George Burnham

Personal information
- Full name: George Joseph Burnham
- Born: 5 November 1878 Nottingham, England
- Died: 7 March 1971 (aged 92) Nottingham, England
- Batting: Right-handed

Domestic team information
- 1912: Derbyshire
- FC debut: 13 May 1912 Derbyshire v Warwickshire
- Last FC: 24 June 1912 Derbyshire v Warwickshire

Career statistics
| Competition | First-class |
| Matches | 5 |
| Runs scored | 30 |
| Batting average | 6.00 |
| 100s/50s | 0/0 |
| Top score | 15 |
| Catches/stumpings | 3/– |
- Source: CricketArchive, February 2011

= George Burnham (cricketer) =

English cricketer

George Joseph Burnham (5 November 1878 – 7 March 1971) was an English cricketer who played first-class cricket for Derbyshire in 1912.

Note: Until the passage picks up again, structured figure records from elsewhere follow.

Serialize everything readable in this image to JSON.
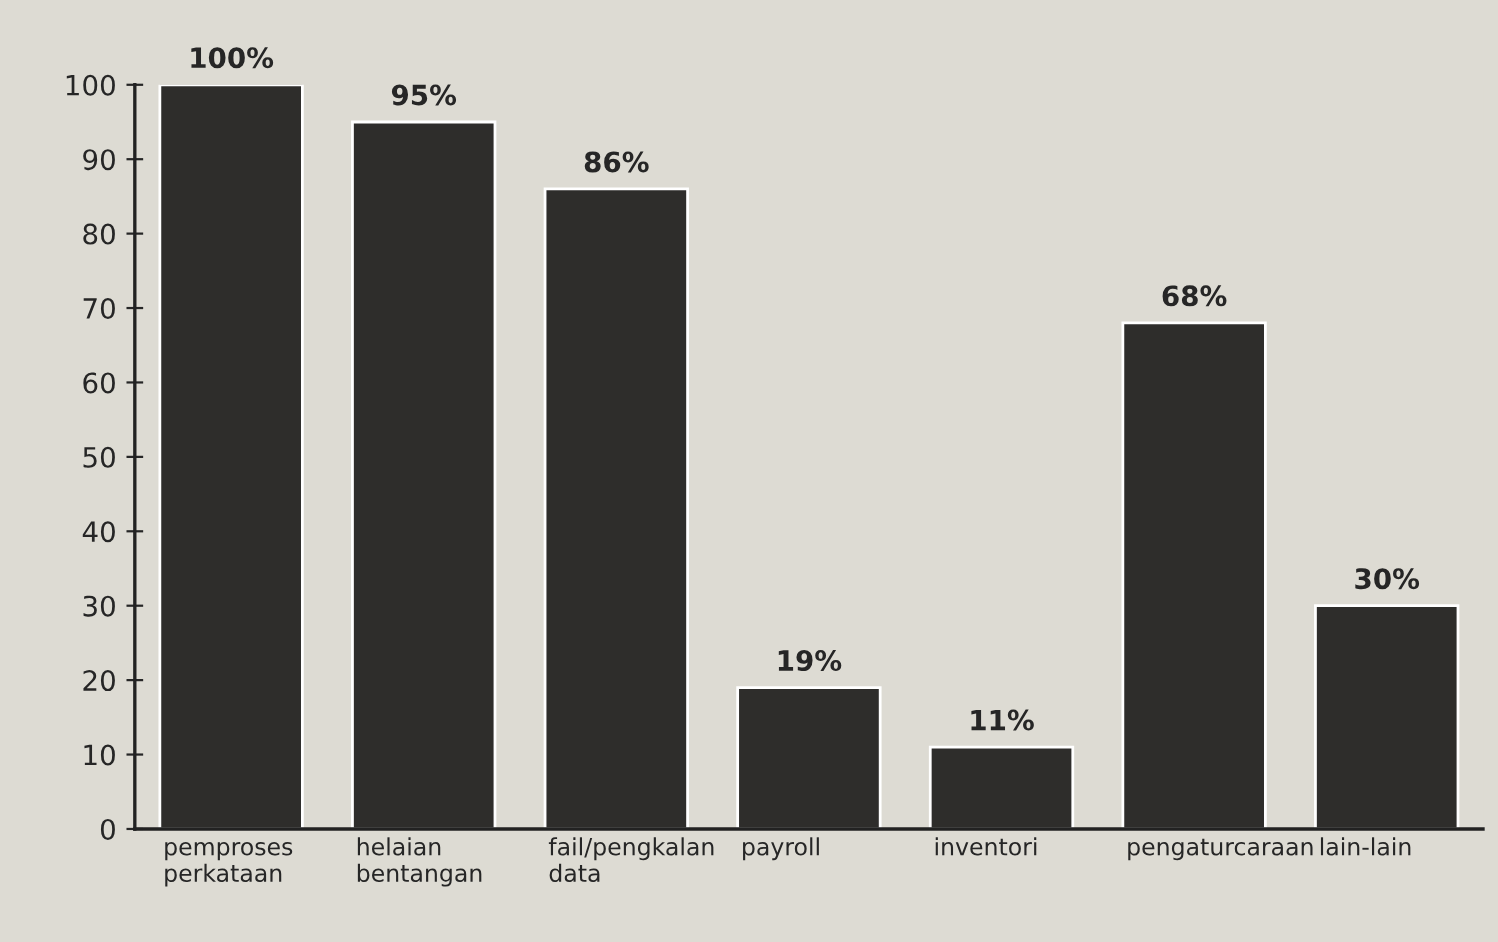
{
  "chart_data": {
    "type": "bar",
    "categories": [
      "pemproses perkataan",
      "helaian bentangan",
      "fail/pengkalan data",
      "payroll",
      "inventori",
      "pengaturcaraan",
      "lain-lain"
    ],
    "values": [
      100,
      95,
      86,
      19,
      11,
      68,
      30
    ],
    "value_labels": [
      "100%",
      "95%",
      "86%",
      "19%",
      "11%",
      "68%",
      "30%"
    ],
    "color": "#2e2d2b",
    "ylim": [
      0,
      100
    ],
    "yticks": [
      0,
      10,
      20,
      30,
      40,
      50,
      60,
      70,
      80,
      90,
      100
    ],
    "grid": false
  }
}
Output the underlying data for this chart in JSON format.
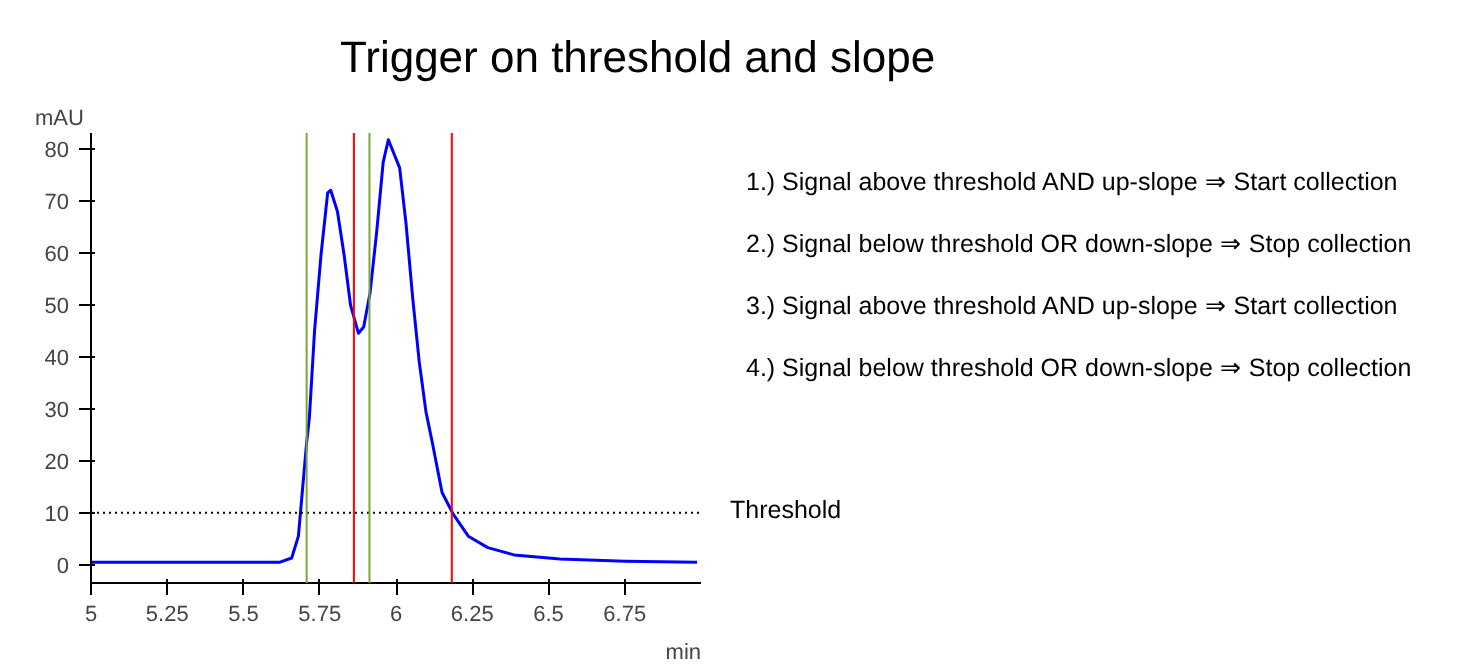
{
  "chart_data": {
    "type": "line",
    "title": "Trigger on threshold and slope",
    "xlabel": "min",
    "ylabel": "mAU",
    "x": [
      5,
      5.62,
      5.658,
      5.68,
      5.707,
      5.716,
      5.733,
      5.754,
      5.776,
      5.786,
      5.808,
      5.83,
      5.851,
      5.877,
      5.894,
      5.915,
      5.937,
      5.958,
      5.975,
      6.012,
      6.033,
      6.055,
      6.076,
      6.098,
      6.119,
      6.151,
      6.188,
      6.237,
      6.301,
      6.387,
      6.537,
      6.751,
      6.987
    ],
    "series": [
      {
        "color": "#0000ff",
        "values": [
          0.5,
          0.5,
          1.3,
          5.5,
          23.5,
          28.3,
          45,
          59.5,
          71.5,
          72,
          67.9,
          59.5,
          49.9,
          44.5,
          45.7,
          52.3,
          64.2,
          77.4,
          81.7,
          76.3,
          65.5,
          51.1,
          39.1,
          29.5,
          23.5,
          13.9,
          9.7,
          5.5,
          3.3,
          1.9,
          1.1,
          0.7,
          0.5
        ]
      }
    ],
    "xlim": [
      5,
      7
    ],
    "ylim": [
      -3.5,
      83
    ],
    "xticks": [
      5,
      5.25,
      5.5,
      5.75,
      6,
      6.25,
      6.5,
      6.75
    ],
    "yticks": [
      0,
      10,
      20,
      30,
      40,
      50,
      60,
      70,
      80
    ],
    "grid": false,
    "line_style": "solid",
    "ref_lines": [
      {
        "axis": "y",
        "value": 10,
        "label": "Threshold",
        "color": "#000000",
        "line_style": "dotted"
      },
      {
        "axis": "x",
        "value": 5.707,
        "color": "#77a832"
      },
      {
        "axis": "x",
        "value": 5.862,
        "color": "#ff0000"
      },
      {
        "axis": "x",
        "value": 5.913,
        "color": "#77a832"
      },
      {
        "axis": "x",
        "value": 6.183,
        "color": "#ff0000"
      }
    ],
    "annotations": [
      "1.) Signal above threshold AND up-slope ⇒ Start collection",
      "2.) Signal below threshold OR down-slope ⇒ Stop collection",
      "3.) Signal above threshold AND up-slope ⇒ Start collection",
      "4.) Signal below threshold OR down-slope ⇒ Stop collection"
    ]
  }
}
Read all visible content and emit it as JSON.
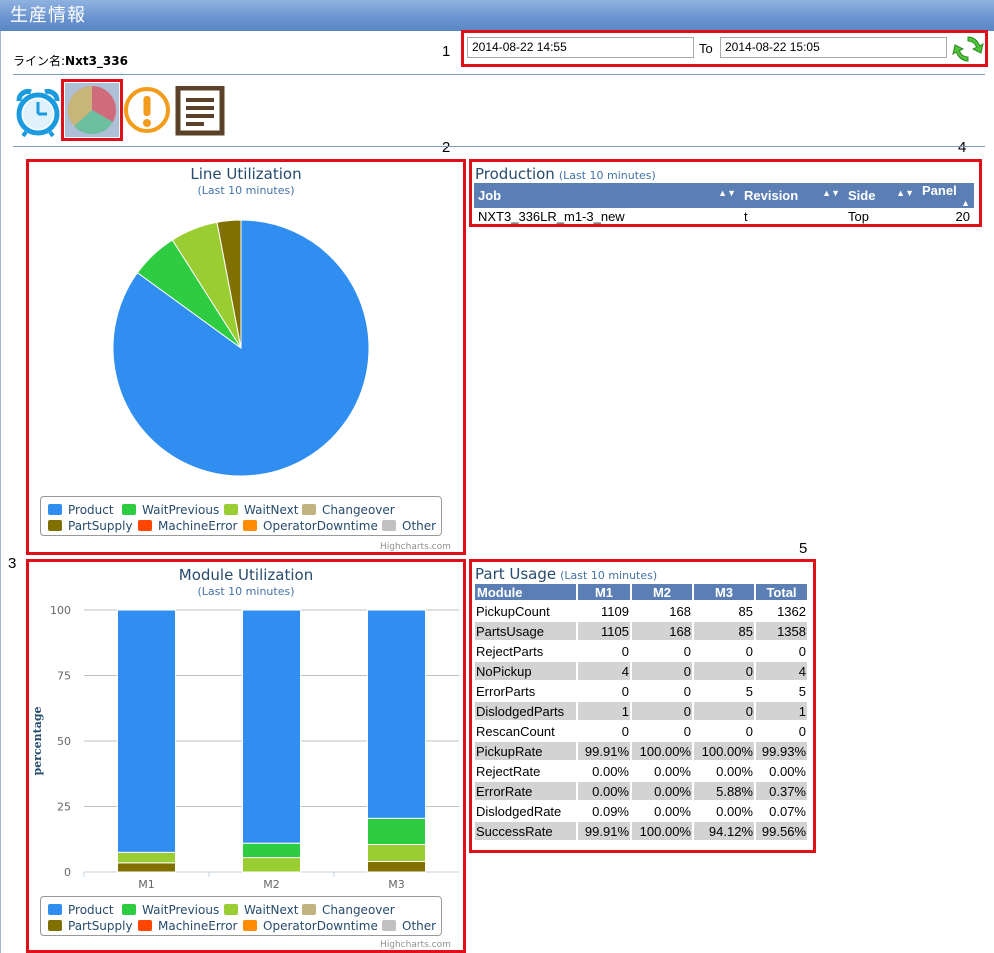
{
  "app": {
    "title": "生産情報"
  },
  "line": {
    "label": "ライン名:",
    "name": "Nxt3_336"
  },
  "date_range": {
    "from": "2014-08-22 14:55",
    "to_label": "To",
    "to": "2014-08-22 15:05"
  },
  "markers": [
    "1",
    "2",
    "3",
    "4",
    "5"
  ],
  "icons": {
    "alarm": "alarm-clock-icon",
    "pie": "pie-chart-icon",
    "warning": "warning-icon",
    "report": "report-list-icon",
    "refresh": "refresh-icon"
  },
  "colors": {
    "Product": "#2f8ef0",
    "WaitPrevious": "#2ecc40",
    "WaitNext": "#9acd32",
    "Changeover": "#c2b280",
    "PartSupply": "#807000",
    "MachineError": "#ff4500",
    "OperatorDowntime": "#ff8c00",
    "Other": "#c0c0c0"
  },
  "line_util": {
    "title": "Line Utilization",
    "subtitle": "(Last 10 minutes)",
    "credits": "Highcharts.com",
    "legend": [
      "Product",
      "WaitPrevious",
      "WaitNext",
      "Changeover",
      "PartSupply",
      "MachineError",
      "OperatorDowntime",
      "Other"
    ]
  },
  "module_util": {
    "title": "Module Utilization",
    "subtitle": "(Last 10 minutes)",
    "ylabel": "percentage",
    "credits": "Highcharts.com",
    "legend": [
      "Product",
      "WaitPrevious",
      "WaitNext",
      "Changeover",
      "PartSupply",
      "MachineError",
      "OperatorDowntime",
      "Other"
    ]
  },
  "chart_data": [
    {
      "type": "pie",
      "title": "Line Utilization",
      "subtitle": "(Last 10 minutes)",
      "labels": [
        "Product",
        "WaitPrevious",
        "WaitNext",
        "Changeover",
        "PartSupply",
        "MachineError",
        "OperatorDowntime",
        "Other"
      ],
      "values": [
        85,
        6,
        6,
        0,
        3,
        0,
        0,
        0
      ]
    },
    {
      "type": "bar",
      "stacked": true,
      "title": "Module Utilization",
      "subtitle": "(Last 10 minutes)",
      "ylabel": "percentage",
      "ylim": [
        0,
        100
      ],
      "yticks": [
        0,
        25,
        50,
        75,
        100
      ],
      "categories": [
        "M1",
        "M2",
        "M3"
      ],
      "series": [
        {
          "name": "PartSupply",
          "values": [
            3.5,
            0,
            4
          ]
        },
        {
          "name": "Changeover",
          "values": [
            0,
            0,
            0
          ]
        },
        {
          "name": "WaitNext",
          "values": [
            4,
            5.5,
            6.5
          ]
        },
        {
          "name": "WaitPrevious",
          "values": [
            0,
            5.5,
            10
          ]
        },
        {
          "name": "Product",
          "values": [
            92.5,
            89,
            79.5
          ]
        },
        {
          "name": "MachineError",
          "values": [
            0,
            0,
            0
          ]
        },
        {
          "name": "OperatorDowntime",
          "values": [
            0,
            0,
            0
          ]
        },
        {
          "name": "Other",
          "values": [
            0,
            0,
            0
          ]
        }
      ]
    }
  ],
  "production": {
    "title": "Production",
    "subtitle": "(Last 10 minutes)",
    "columns": [
      "Job",
      "Revision",
      "Side",
      "Panel"
    ],
    "rows": [
      [
        "NXT3_336LR_m1-3_new",
        "t",
        "Top",
        "20"
      ]
    ]
  },
  "part_usage": {
    "title": "Part Usage",
    "subtitle": "(Last 10 minutes)",
    "columns": [
      "Module",
      "M1",
      "M2",
      "M3",
      "Total"
    ],
    "rows": [
      [
        "PickupCount",
        "1109",
        "168",
        "85",
        "1362"
      ],
      [
        "PartsUsage",
        "1105",
        "168",
        "85",
        "1358"
      ],
      [
        "RejectParts",
        "0",
        "0",
        "0",
        "0"
      ],
      [
        "NoPickup",
        "4",
        "0",
        "0",
        "4"
      ],
      [
        "ErrorParts",
        "0",
        "0",
        "5",
        "5"
      ],
      [
        "DislodgedParts",
        "1",
        "0",
        "0",
        "1"
      ],
      [
        "RescanCount",
        "0",
        "0",
        "0",
        "0"
      ],
      [
        "PickupRate",
        "99.91%",
        "100.00%",
        "100.00%",
        "99.93%"
      ],
      [
        "RejectRate",
        "0.00%",
        "0.00%",
        "0.00%",
        "0.00%"
      ],
      [
        "ErrorRate",
        "0.00%",
        "0.00%",
        "5.88%",
        "0.37%"
      ],
      [
        "DislodgedRate",
        "0.09%",
        "0.00%",
        "0.00%",
        "0.07%"
      ],
      [
        "SuccessRate",
        "99.91%",
        "100.00%",
        "94.12%",
        "99.56%"
      ]
    ]
  }
}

Burnham was born in Nottingham, the son of Jesse Burnham, a millwright, and his wife Hannah. He played his only first-class matches for Derbyshire in the 1912 season. He made his debut against Warwickshire in May 1912 when he was not out for 10 in the second innings. Over the next six weeks, he played four more matches, most of which were abandoned as draws, and that was the limit of his career. Burnham played six innings in five first-class matches with an average of 6.00 and a top score of 15.

Burnam acted as scorer in a few minor counties matches in the 1950s. He died at Nottingham at the age of 82.